Deadlift vs. Squat

In the epic deadlift vs. squat debate, the battle is not even close. The squat is by far the better exercise. This comes though almost entirely from a simple argument, yet one that I can mostly assume you have never considered.

The squat works better because, done right, it achieves a perfect balance between the anterior and posterior muscles. Some would argue this means the squat is a jack-of-all-trades exercise that focuses on nothing and thus feels too general. This conclusion is misleading and harmful. Our muscles and joints evolved to work as a unit and anything that deviates from this for heavy lifting is dangerous.

You need to choose a position that involves no extremes for any exercise. This means a medium grip or stance, a horizontal movement for all upper body choices, and a lower body selection that equally uses all of the muscles. You should feel as if no single muscle or joint takes over. This is a profound idea that completely changes the way you will think about picking the right exercises.

Physics

When you purely or even mostly rotate at a joint instead of moving in a straight line, as occurs through balanced multi-joint movements, you have an exercise that has isolation properties. Think of using a leg extension machine (isolation) versus a squat (compound), or a triceps extension (isolation) versus a bench press (compound).

Isolation exercises have these bad qualities:

  • They feel harmful to the joints. The rotation allows shearing forces to rip apart the joints, especially with heavy loads. Single joint movement exists for repositioning only. Think writing with your hands or grabbing a light object from up high. You could never do these actions with heavy weights.
  • They allow less tension for muscle growth. The muscles stretch and shorten too much which allows less sites for contraction. This also places more force into the joints instead of the actual movement. Try this example. Extend your elbow and relax your arm at your side. Flex your arm as tightly as possible. If honest with yourself, you will notice stress in your elbow. This stress occurs at the endpoints of isolation exercises.
  • They ignore synergy that occurs when parts work together. When you pull back your shoulder, your elbow bends. When crossing your arm over your chest, the elbow extends. This effect allows the body to work even better as a unit than predicted by looking at just each part.
  • Involve less muscle and risk imbalance.
  • Fail to use muscles uniformly, which simplifies form and protects the joints.

Deadlift

The deadlift overemphasizes the hamstrings, glutes, and lower back muscles. The hinge at the hip creates too far a distance from the resistance for these body parts. This allows too much range of motion and rotation at the hip joint, placing shearing forces upon the lower back and hip and reducing tension due to more time spent away from the optimal medium length. It also prevents much involvement of the quads and calves due to poor range of motion and moment arms for knee extension and plantarflexion.

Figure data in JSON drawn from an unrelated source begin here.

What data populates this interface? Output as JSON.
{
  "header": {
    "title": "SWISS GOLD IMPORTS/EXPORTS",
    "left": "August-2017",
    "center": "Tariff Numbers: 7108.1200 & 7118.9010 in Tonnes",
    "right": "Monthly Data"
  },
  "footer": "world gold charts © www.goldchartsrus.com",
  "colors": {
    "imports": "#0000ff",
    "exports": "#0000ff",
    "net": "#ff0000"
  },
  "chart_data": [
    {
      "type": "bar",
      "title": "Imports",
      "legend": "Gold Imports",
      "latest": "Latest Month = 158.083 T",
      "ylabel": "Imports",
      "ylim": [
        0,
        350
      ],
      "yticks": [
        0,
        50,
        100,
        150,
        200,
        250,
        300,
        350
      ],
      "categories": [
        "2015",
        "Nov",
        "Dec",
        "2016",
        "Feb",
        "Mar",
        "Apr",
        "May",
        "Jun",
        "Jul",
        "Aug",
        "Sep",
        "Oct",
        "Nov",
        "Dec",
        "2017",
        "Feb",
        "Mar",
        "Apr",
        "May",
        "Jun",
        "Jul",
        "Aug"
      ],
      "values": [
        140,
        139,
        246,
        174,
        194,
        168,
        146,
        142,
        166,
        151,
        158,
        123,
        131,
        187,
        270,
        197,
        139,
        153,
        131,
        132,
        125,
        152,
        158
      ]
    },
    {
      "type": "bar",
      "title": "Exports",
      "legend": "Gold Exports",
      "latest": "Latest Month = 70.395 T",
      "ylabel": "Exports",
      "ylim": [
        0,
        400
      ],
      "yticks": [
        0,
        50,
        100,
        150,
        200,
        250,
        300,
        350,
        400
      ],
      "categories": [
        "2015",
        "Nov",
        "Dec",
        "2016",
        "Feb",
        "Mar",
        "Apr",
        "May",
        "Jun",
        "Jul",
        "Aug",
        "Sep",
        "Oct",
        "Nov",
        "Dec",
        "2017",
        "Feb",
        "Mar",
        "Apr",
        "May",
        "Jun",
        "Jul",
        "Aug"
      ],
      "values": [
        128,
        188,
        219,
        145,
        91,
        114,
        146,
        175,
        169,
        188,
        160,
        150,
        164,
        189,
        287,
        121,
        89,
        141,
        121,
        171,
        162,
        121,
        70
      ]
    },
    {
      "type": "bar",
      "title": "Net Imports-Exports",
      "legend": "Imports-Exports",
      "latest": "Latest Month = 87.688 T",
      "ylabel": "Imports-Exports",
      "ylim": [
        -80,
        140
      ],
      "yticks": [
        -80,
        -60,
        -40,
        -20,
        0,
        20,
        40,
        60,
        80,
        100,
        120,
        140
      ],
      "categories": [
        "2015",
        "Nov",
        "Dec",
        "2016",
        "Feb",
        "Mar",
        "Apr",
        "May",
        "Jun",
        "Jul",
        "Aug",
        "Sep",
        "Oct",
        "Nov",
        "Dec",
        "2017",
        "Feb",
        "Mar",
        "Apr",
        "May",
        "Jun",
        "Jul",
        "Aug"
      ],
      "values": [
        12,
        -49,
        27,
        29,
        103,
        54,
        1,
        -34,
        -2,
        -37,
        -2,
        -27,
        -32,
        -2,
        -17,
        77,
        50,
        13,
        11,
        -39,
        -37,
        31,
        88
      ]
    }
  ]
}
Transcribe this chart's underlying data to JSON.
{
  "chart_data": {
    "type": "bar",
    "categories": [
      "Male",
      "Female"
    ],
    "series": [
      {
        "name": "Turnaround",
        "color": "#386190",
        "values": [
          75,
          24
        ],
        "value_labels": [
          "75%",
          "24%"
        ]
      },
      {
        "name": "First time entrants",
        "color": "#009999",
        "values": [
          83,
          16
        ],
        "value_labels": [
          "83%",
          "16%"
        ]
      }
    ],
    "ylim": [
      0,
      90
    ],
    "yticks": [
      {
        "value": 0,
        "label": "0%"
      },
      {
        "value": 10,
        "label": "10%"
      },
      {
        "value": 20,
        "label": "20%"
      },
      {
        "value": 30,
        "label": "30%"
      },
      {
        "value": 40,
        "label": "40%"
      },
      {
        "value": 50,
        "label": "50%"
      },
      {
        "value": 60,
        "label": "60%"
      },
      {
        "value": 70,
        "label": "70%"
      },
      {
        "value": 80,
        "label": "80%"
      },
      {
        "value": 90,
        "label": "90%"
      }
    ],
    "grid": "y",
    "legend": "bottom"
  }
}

The deadlift works the upper body well and includes the entire back, but a row hits the same muscles yet also trains the elbow flexors and core more intensely. These pulls therefore are more complete than a dead-lift, with the squat addressing the lower body more completely as well.

I assume most viewers use the barbell deadlift. The trap bar replacement can remedy this situation somewhat. It still may cause too much hip extension versus a squat, but helps reverse the disadvantages. You have to be very diligent about good form though.

Squat

With a low-bar position in the squat, all the muscles and joints get addressed in a balanced way. This has great benefits.

  • Stimulates growth in all the muscles without stressing the joints.
  • Creating higher tensions versus working each muscle through too great a range of motion.
  • Locks in and protects the knee due to tension from both the front and back created by the quads and hamstrings.
  • Emphasizes compression over shear compared with the deadlift. Our bodies adapted for compression when handling heavy weights.
  • It is the most efficient option.

The squat does have an awkward bar placement. While squatting is a natural activity, placing a barbell upon your back never will feel great. Good form can teach you to offset this drawback.

A front squat is a horrible squat. It overemphasizes the anterior. Ever hear the advice that when you squat, your knees should not surpass your toes? This is sensible advice. When the toes go over the knees too drastically, incredible shearing forces come about and rip the knee apart. The front squat purposely places this force on the knees to emphasize the quads and thus contains the same flaws as a deadlift.

Deadlift vs. Squat Resolved

The deadlift is far better than most exercises out there, but still has flaws. You take too great a risk when you lift heavy from an unbalanced position. The squat on the other hand allows high tensions in all the working muscles safely.

Some will say do both. They are wrong. The only viable choices are a squat and possibly a deadlift if used with a trap bar instead.

In the deadlift vs. squat debate, the squat wins.